With different innovations, scientists have come up with many stronger forms of concrete. But the best and basic way to enhance the strength of concrete is to protect it from moisture and salt.
Now researchers at Washington State University have developed a new surface sealant that makes existing concrete 75 percent more water-repellent. The new sealant also showed 44% improvement in reducing salt damage.
“We focused on one of the main culprits that compromises the integrity and durability of concrete, which is moisture,” said Xianming Shi, professor in the Department of Civil and Environmental Engineering who led the work. “If you can keep concrete dry, the vast majority of durability problems would go away.”
Moisture and salt-induced damage represent a serious problem faced by several buildings. Worldwide transportation structures like roads or bridges and the building sector require hundreds of billions of dollars a year as repair and maintenance costs.

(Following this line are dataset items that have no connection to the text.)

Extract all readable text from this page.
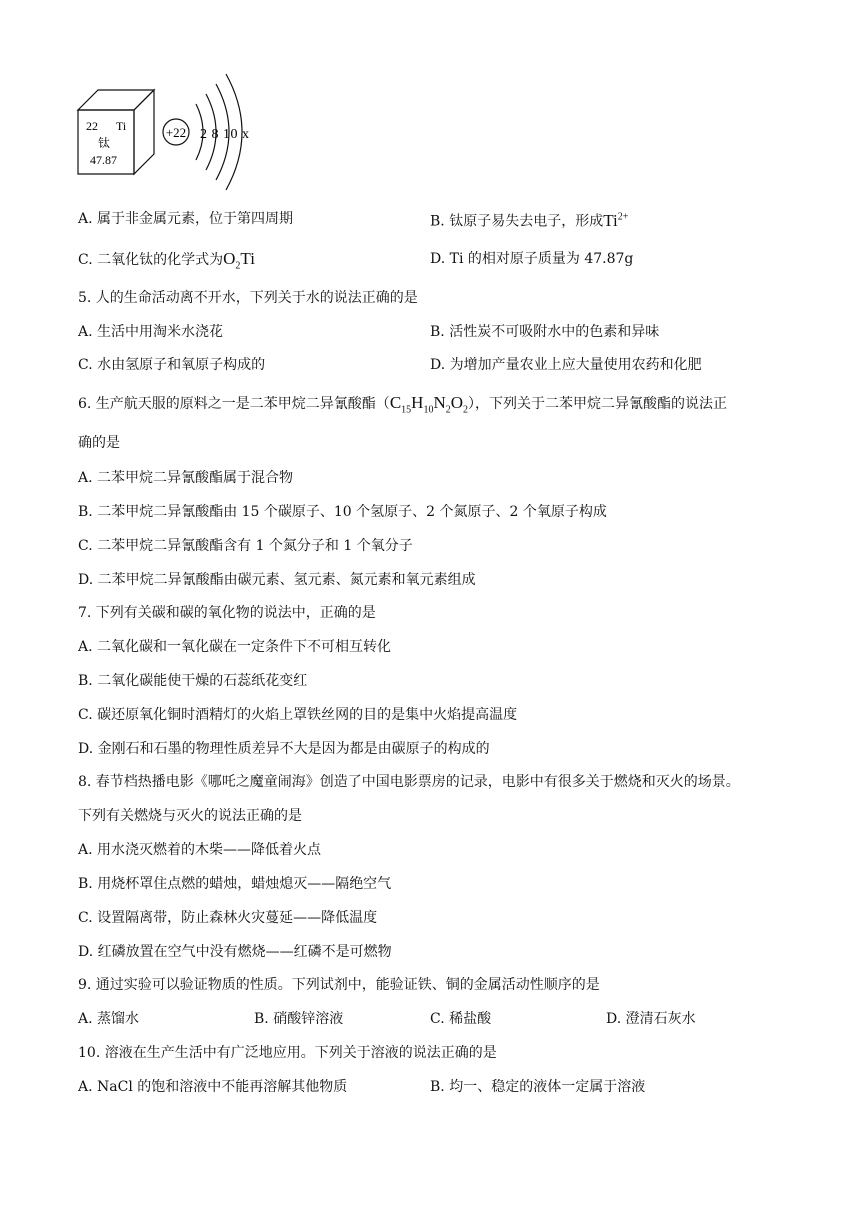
22 Ti
钛
47.87
+22 2 8 10 x
A. 属于非金属元素，位于第四周期	B. 钛原子易失去电子，形成$Ti^{2+}$
C. 二氧化钛的化学式为$O_2Ti$	D. Ti 的相对原子质量为 47.87g
5. 人的生命活动离不开水，下列关于水的说法正确的是
A. 生活中用淘米水浇花	B. 活性炭不可吸附水中的色素和异味
C. 水由氢原子和氧原子构成的	D. 为增加产量农业上应大量使用农药和化肥
6. 生产航天服的原料之一是二苯甲烷二异氰酸酯$(C_{15}H_{10}N_2O_2)$，下列关于二苯甲烷二异氰酸酯的说法正
确的是
A. 二苯甲烷二异氰酸酯属于混合物
B. 二苯甲烷二异氰酸酯由 15 个碳原子、10 个氢原子、2 个氮原子、2 个氧原子构成
C. 二苯甲烷二异氰酸酯含有 1 个氮分子和 1 个氧分子
D. 二苯甲烷二异氰酸酯由碳元素、氢元素、氮元素和氧元素组成
7. 下列有关碳和碳的氧化物的说法中，正确的是
A. 二氧化碳和一氧化碳在一定条件下不可相互转化
B. 二氧化碳能使干燥的石蕊纸花变红
C. 碳还原氧化铜时酒精灯的火焰上罩铁丝网的目的是集中火焰提高温度
D. 金刚石和石墨的物理性质差异不大是因为都是由碳原子的构成的
8. 春节档热播电影《哪吒之魔童闹海》创造了中国电影票房的记录，电影中有很多关于燃烧和灭火的场景。
下列有关燃烧与灭火的说法正确的是
A. 用水浇灭燃着的木柴——降低着火点
B. 用烧杯罩住点燃的蜡烛，蜡烛熄灭——隔绝空气
C. 设置隔离带，防止森林火灾蔓延——降低温度
D. 红磷放置在空气中没有燃烧——红磷不是可燃物
9. 通过实验可以验证物质的性质。下列试剂中，能验证铁、铜的金属活动性顺序的是
A. 蒸馏水	B. 硝酸锌溶液	C. 稀盐酸	D. 澄清石灰水
10. 溶液在生产生活中有广泛地应用。下列关于溶液的说法正确的是
A. NaCl 的饱和溶液中不能再溶解其他物质	B. 均一、稳定的液体一定属于溶液
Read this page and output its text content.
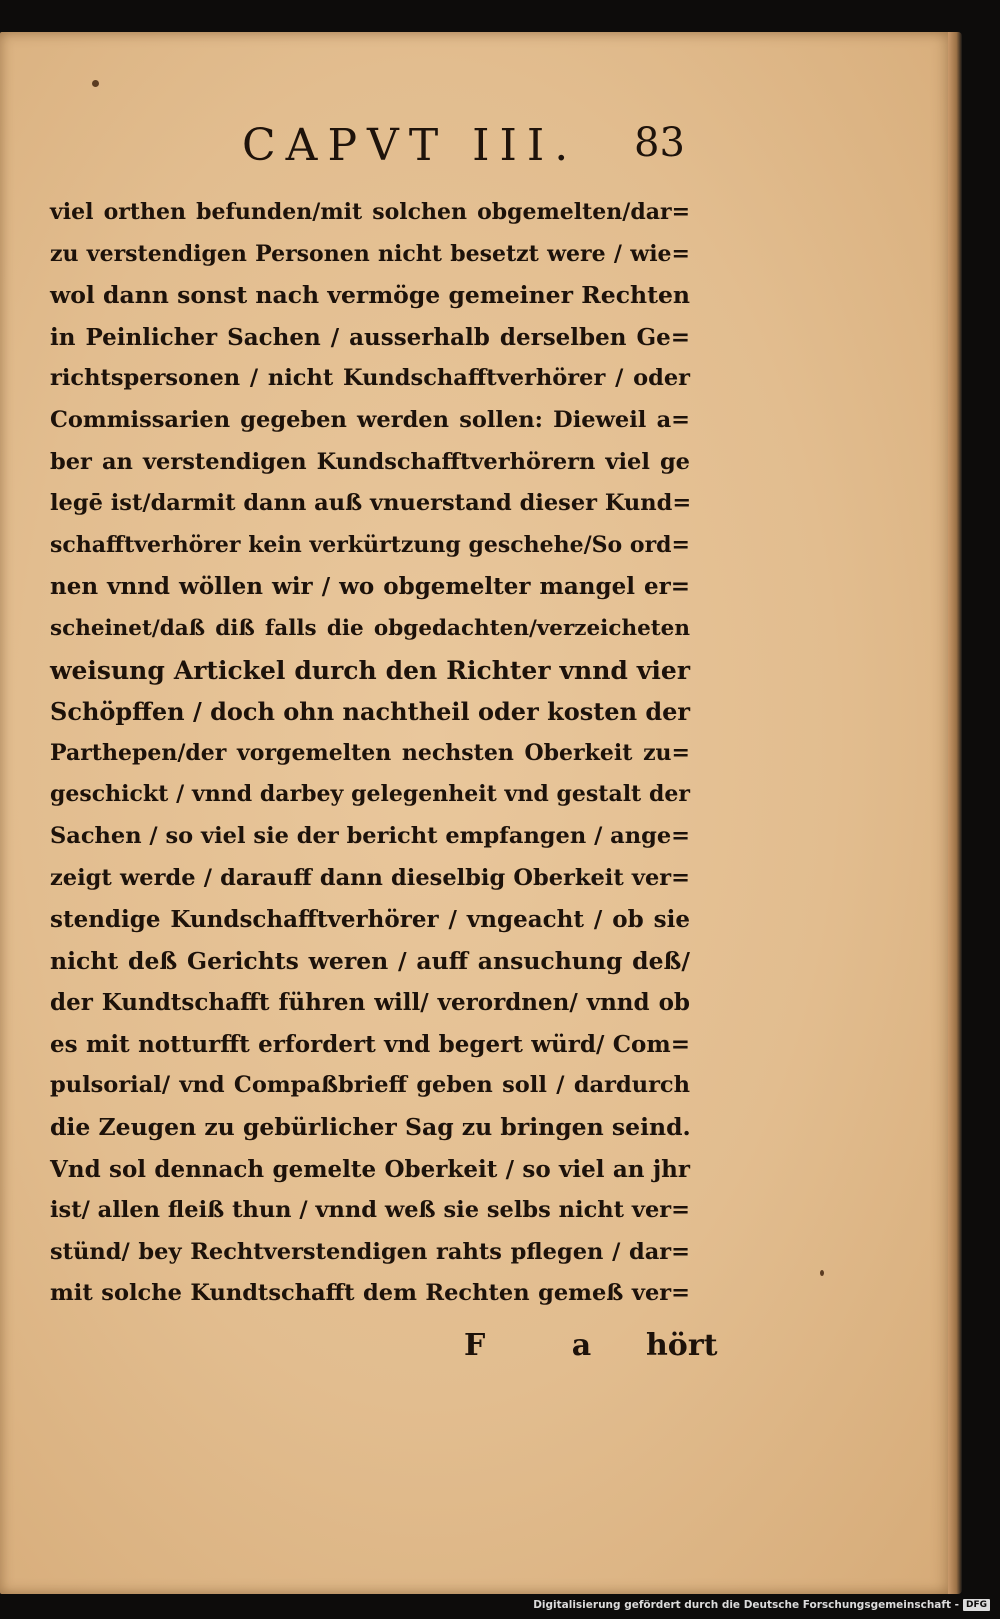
CAPVT III. 83
viel orthen befunden/mit solchen obgemelten/dar=
zu verstendigen Personen nicht besetzt were / wie=
wol dann sonst nach vermöge gemeiner Rechten
in Peinlicher Sachen / ausserhalb derselben Ge=
richtspersonen / nicht Kundschafftverhörer / oder
Commissarien gegeben werden sollen: Dieweil a=
ber an verstendigen Kundschafftverhörern viel ge
legē ist/darmit dann auß vnuerstand dieser Kund=
schafftverhörer kein verkürtzung geschehe/So ord=
nen vnnd wöllen wir / wo obgemelter mangel er=
scheinet/daß diß falls die obgedachten/verzeicheten
weisung Artickel durch den Richter vnnd vier
Schöpffen / doch ohn nachtheil oder kosten der
Parthepen/der vorgemelten nechsten Oberkeit zu=
geschickt / vnnd darbey gelegenheit vnd gestalt der
Sachen / so viel sie der bericht empfangen / ange=
zeigt werde / darauff dann dieselbig Oberkeit ver=
stendige Kundschafftverhörer / vngeacht / ob sie
nicht deß Gerichts weren / auff ansuchung deß/
der Kundtschafft führen will/ verordnen/ vnnd ob
es mit notturfft erfordert vnd begert würd/ Com=
pulsorial/ vnd Compaßbrieff geben soll / dardurch
die Zeugen zu gebürlicher Sag zu bringen seind.
Vnd sol dennach gemelte Oberkeit / so viel an jhr
ist/ allen fleiß thun / vnnd weß sie selbs nicht ver=
stünd/ bey Rechtverstendigen rahts pflegen / dar=
mit solche Kundtschafft dem Rechten gemeß ver=
F a hört
Digitalisierung gefördert durch die Deutsche Forschungsgemeinschaft - DFG
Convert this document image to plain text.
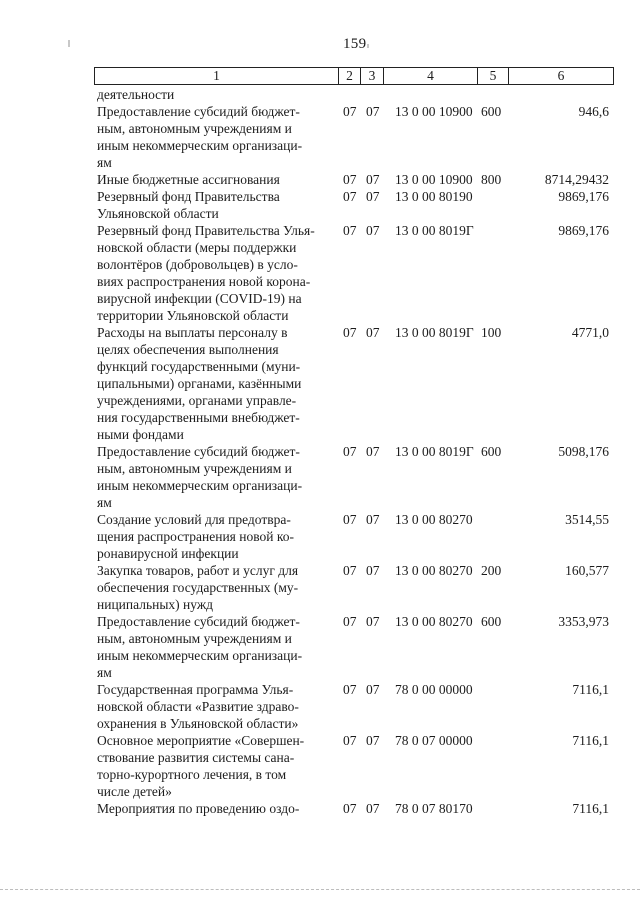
159
1	2	3	4	5	6
деятельности
Предоставление субсидий бюджет-
ным, автономным учреждениям и
иным некоммерческим организаци-
ям
07 07 13 0 00 10900 600	946,6
Иные бюджетные ассигнования	07 07 13 0 00 10900 800	8714,29432
Резервный фонд Правительства
Ульяновской области
07 07 13 0 00 80190	9869,176
Резервный фонд Правительства Улья-
новской области (меры поддержки
волонтёров (добровольцев) в усло-
виях распространения новой корона-
вирусной инфекции (COVID-19) на
территории Ульяновской области
07 07 13 0 00 8019Г	9869,176
Расходы на выплаты персоналу в
целях обеспечения выполнения
функций государственными (муни-
ципальными) органами, казёнными
учреждениями, органами управле-
ния государственными внебюджет-
ными фондами
07 07 13 0 00 8019Г 100	4771,0
Предоставление субсидий бюджет-
ным, автономным учреждениям и
иным некоммерческим организаци-
ям
07 07 13 0 00 8019Г 600	5098,176
Создание условий для предотвра-
щения распространения новой ко-
ронавирусной инфекции
07 07 13 0 00 80270	3514,55
Закупка товаров, работ и услуг для
обеспечения государственных (му-
ниципальных) нужд
07 07 13 0 00 80270 200	160,577
Предоставление субсидий бюджет-
ным, автономным учреждениям и
иным некоммерческим организаци-
ям
07 07 13 0 00 80270 600	3353,973
Государственная программа Улья-
новской области «Развитие здраво-
охранения в Ульяновской области»
07 07 78 0 00 00000	7116,1
Основное мероприятие «Совершен-
ствование развития системы сана-
торно-курортного лечения, в том
числе детей»
07 07 78 0 07 00000	7116,1
Мероприятия по проведению оздо-	07 07 78 0 07 80170	7116,1
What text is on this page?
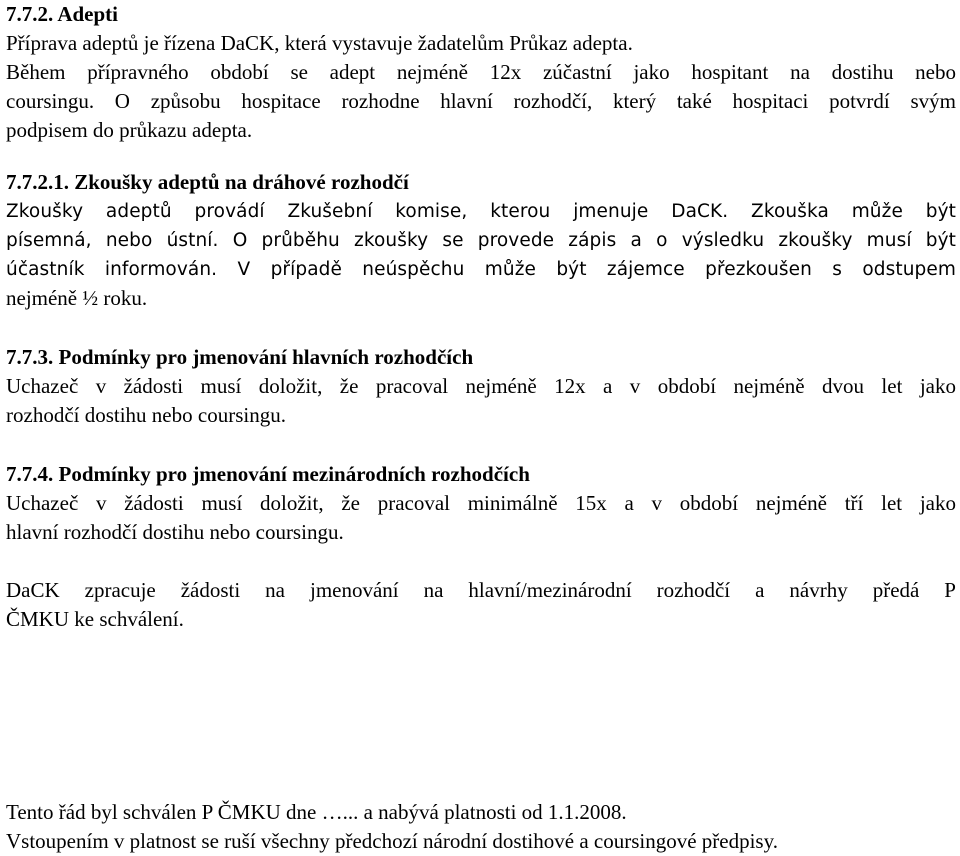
7.7.2. Adepti
Příprava adeptů je řízena DaCK, která vystavuje žadatelům Průkaz adepta.
Během přípravného období se adept nejméně 12x zúčastní jako hospitant na dostihu nebo
coursingu. O způsobu hospitace rozhodne hlavní rozhodčí, který také hospitaci potvrdí svým
podpisem do průkazu adepta.
7.7.2.1. Zkoušky adeptů na dráhové rozhodčí
Zkoušky adeptů provádí Zkušební komise, kterou jmenuje DaCK. Zkouška může být
písemná, nebo ústní. O průběhu zkoušky se provede zápis a o výsledku zkoušky musí být
účastník informován. V případě neúspěchu může být zájemce přezkoušen s odstupem
nejméně ½ roku.
7.7.3. Podmínky pro jmenování hlavních rozhodčích
Uchazeč v žádosti musí doložit, že pracoval nejméně 12x a v období nejméně dvou let jako
rozhodčí dostihu nebo coursingu.
7.7.4. Podmínky pro jmenování mezinárodních rozhodčích
Uchazeč v žádosti musí doložit, že pracoval minimálně 15x a v období nejméně tří let jako
hlavní rozhodčí dostihu nebo coursingu.
DaCK zpracuje žádosti na jmenování na hlavní/mezinárodní rozhodčí a návrhy předá P
ČMKU ke schválení.
Tento řád byl schválen P ČMKU dne …... a nabývá platnosti od 1.1.2008.
Vstoupením v platnost se ruší všechny předchozí národní dostihové a coursingové předpisy.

“Concrete, even though it seems like solid rock, is basically a sponge when you look at it under a microscope,” Shi said. “It’s a highly porous, non-homogenous composite material.”
To solve this issue, researchers added nanomaterials graphene oxide and montmorillonite nanoclay to a commercial siliconate-based concrete sealant. These added nanomaterials helped in densifying the microstructure of the concrete. So the concrete produced is more difficult for liquid water to penetrate. Not only that, but nanomaterials also sheltered the concrete from the deicing salts.